In chapter 3 of Richard Francis’ Epigenetics, he describes a
dramatic example of social interactions influencing the phenotype of
male African cichlids. Some animal species take this even further. For
example, in some fish species, such as the blue-headed wrasse
(Thalassoma bifasciatum), the biological sex an immature
individual develops will depend on the other fish it encounters. A
juvenile wrasse that finds a coral reef not defended by an adult male
will develop into a male, with sperm-producing gonads. But a juvenile
wrasse on a male-defended coral reef will develop into a female, with
egg-producing gonads. In some taxa, an individual may even change
biological sex (i.e., gamete production) multiple times in its lifetime.
Examples such as the wrasse abound among animals, as unfamiliar as they
may be to us. While we sometimes think of biological sex being
genetically pre-determined, these examples make clear that it is not so
simple or deterministic.
How could we alter our understanding of biological “sex determination”
in order to better represent what we see in the world around us? That
is, can you describe a possible mechanism or mechanisms by which sex
determination (i.e., type of gametes produced) occurs in eukaryotes?
(More on variation in sex determination next week!)
There are a wide variety of
reasonable responses here and we’re going to discuss how organisms do
this next week both in video lectures and via case study. What I’d
suggest here is to try to think clearly about what we mean (as
biologists) when we say “sex” and “sex determination”. It’s clear that
not all organisms use a genetic mechanism of sex determination. But at
the same time, gamete production and secondary sex characteristics are
clearly things an organism’s body produces based on information
available in its genome – there is a genetic basis. What’s important is
which gene pathways are activated or repressed in the organism’s genome.

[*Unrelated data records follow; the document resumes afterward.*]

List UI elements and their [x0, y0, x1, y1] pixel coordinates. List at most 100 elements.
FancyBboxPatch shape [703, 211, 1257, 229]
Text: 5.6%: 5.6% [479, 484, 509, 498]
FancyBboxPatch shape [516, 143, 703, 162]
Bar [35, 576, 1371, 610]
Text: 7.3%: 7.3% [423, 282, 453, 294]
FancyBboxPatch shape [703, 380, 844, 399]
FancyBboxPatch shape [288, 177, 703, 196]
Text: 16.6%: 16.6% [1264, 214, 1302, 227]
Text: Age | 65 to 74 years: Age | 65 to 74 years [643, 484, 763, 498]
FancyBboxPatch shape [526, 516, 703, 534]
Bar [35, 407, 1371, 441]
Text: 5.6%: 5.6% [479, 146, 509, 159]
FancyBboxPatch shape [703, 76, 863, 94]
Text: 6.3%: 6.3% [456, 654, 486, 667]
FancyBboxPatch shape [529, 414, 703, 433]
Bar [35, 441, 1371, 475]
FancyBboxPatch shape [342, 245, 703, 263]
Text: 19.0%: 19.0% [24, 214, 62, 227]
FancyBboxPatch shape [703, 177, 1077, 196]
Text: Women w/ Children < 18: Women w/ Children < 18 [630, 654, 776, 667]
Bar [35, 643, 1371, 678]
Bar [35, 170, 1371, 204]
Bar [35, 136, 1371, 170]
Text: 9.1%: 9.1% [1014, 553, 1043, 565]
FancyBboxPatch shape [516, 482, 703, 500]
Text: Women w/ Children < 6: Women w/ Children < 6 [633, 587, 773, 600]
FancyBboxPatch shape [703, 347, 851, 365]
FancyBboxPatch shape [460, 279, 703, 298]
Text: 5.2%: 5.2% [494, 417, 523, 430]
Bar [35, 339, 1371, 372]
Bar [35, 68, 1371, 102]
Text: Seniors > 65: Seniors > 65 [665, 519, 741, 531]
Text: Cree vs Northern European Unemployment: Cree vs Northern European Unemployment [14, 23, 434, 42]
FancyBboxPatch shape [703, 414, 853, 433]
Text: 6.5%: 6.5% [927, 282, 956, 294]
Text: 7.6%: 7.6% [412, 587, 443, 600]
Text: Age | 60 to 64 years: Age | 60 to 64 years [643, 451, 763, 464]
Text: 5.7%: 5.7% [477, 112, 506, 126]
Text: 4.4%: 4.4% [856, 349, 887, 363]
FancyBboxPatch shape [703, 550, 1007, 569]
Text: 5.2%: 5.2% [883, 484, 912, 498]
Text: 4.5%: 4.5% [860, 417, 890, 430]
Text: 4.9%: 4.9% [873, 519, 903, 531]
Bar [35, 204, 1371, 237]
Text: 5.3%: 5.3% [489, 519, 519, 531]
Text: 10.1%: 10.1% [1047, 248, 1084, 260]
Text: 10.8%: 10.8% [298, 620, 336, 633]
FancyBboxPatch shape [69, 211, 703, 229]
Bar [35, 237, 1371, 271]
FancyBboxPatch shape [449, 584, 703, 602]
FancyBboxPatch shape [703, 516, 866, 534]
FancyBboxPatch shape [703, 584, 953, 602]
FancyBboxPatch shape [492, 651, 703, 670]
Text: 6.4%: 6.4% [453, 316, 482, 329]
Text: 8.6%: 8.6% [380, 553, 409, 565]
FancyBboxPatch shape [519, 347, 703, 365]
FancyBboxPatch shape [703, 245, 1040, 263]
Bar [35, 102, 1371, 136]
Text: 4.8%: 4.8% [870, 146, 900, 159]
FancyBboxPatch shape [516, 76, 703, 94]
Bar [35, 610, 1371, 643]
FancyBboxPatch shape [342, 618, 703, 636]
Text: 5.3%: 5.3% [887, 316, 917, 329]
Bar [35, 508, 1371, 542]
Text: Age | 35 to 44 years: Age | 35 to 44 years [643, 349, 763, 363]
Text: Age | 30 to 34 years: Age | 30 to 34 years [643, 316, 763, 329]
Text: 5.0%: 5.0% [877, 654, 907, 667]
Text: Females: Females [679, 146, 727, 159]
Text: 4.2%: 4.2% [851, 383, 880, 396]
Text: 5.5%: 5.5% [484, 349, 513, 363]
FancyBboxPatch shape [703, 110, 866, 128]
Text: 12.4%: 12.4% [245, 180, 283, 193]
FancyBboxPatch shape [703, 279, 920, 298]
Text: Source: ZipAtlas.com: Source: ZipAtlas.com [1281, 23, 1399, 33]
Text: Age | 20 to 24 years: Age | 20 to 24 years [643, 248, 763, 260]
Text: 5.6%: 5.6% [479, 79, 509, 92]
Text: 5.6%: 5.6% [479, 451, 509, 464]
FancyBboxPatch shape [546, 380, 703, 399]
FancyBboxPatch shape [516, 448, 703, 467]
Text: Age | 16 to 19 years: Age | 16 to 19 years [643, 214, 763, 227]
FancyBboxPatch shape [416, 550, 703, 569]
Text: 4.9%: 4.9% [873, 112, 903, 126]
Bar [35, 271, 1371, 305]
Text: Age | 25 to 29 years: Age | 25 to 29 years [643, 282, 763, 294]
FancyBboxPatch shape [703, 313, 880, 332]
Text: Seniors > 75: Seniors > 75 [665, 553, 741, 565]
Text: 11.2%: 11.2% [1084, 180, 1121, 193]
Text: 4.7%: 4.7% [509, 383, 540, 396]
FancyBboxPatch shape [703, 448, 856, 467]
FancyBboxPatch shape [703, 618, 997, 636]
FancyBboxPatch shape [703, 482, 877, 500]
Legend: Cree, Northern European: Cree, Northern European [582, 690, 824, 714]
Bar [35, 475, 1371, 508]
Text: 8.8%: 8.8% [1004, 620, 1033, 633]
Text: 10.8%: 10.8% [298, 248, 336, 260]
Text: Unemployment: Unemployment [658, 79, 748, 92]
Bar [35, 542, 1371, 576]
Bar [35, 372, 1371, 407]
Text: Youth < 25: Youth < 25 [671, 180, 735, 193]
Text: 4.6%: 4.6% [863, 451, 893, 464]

If everyone has the ability to produce either male or female gametes (or
even both at once), then it’s gene regulation that determines which
thing a given individual does, in response to some signal, internal or
external. In organisms with sex chromosomes, it’s not so different.
Genes on the X and Y chromosomes are regulatory – they turn on or off
pathways of other genes (mostly on autosomes) that lead to the
development of gonads and secondary sex characteristics.